それは本盤においても同様である。カーターは、その独自のスタンスを維持することによって、ウィリアム・パーカー(ベース)、マシュー・シップ(ピアノ)という強靭な音を放つふたりと見事に伍している。
「Part I」はシップの力強いピアノから始まり、カーターはフルート、トランペット、サックスと持ち替えてゆく。ここで執拗に構造を作り上げ、また決然と崩しもするシップの手腕は特筆すべきだ。大伽藍の建造に挑み続けるピアノはセシル・テイラーにも匹敵しうる強さを持つが、テイラーとは異なり、シップはあくまでジャズのイディオムにこだわっているようにみえる。

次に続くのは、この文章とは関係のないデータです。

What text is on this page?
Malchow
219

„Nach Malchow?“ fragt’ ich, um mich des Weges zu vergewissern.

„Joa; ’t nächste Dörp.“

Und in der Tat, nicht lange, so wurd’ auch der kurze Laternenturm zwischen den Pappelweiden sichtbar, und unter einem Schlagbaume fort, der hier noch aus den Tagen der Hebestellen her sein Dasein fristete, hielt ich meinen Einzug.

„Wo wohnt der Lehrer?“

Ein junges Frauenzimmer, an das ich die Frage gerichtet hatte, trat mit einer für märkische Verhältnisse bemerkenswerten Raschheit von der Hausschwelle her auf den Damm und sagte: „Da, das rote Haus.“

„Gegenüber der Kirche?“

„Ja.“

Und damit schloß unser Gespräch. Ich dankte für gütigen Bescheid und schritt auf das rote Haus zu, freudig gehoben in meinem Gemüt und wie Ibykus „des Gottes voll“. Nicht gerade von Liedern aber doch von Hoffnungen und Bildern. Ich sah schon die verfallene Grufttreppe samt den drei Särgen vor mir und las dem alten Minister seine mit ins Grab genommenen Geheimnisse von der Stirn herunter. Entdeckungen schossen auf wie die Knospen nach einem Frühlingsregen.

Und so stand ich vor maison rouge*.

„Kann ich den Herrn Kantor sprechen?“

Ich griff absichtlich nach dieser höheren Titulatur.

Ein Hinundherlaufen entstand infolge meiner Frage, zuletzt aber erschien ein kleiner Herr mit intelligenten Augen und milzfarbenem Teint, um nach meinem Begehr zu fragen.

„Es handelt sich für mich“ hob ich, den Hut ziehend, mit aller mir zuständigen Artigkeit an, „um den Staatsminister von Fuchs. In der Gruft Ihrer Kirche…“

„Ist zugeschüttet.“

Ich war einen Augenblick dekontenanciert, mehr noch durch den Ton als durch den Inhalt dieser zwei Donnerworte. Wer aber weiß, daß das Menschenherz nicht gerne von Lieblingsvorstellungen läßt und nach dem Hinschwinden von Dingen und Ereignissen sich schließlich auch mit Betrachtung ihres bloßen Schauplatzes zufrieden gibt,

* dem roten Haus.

演奏はそのまま「Part II」に入る。やはり煌くフレーズをもって策動するシップに対し、カーターのサックスは依然として自身のやり方でサウンドを深耕する。力を放出する形がまるで異なる両者が拮抗しているのだから面白い。パーカーはピチカートでサウンドを駆動していたが、やがてアルコの音が浮上する得難い瞬間がある。再び、シップが天を衝く一方で、カーターのクラリネットが底流となり、柔らかくも強くもあるベースとともに、かれらのサウンドは中心を持たずに次へ次へと展開を続ける。
「Part III」では、カーターのソプラノサックスによるまた違った音色を聴くことができる。それは細い流れを悠然と膨らませるようでもある。
本盤は、個性の方向がそれぞれまったく異なる傑出した3人による成果だ。手垢のついた楽器間の権力構造や、演奏内での中心と周縁といった構造を排することによって、他にはみられないトリオ演奏の形を提示したものである。やや籠ったような録音も、ここではその効果を増しているようだ。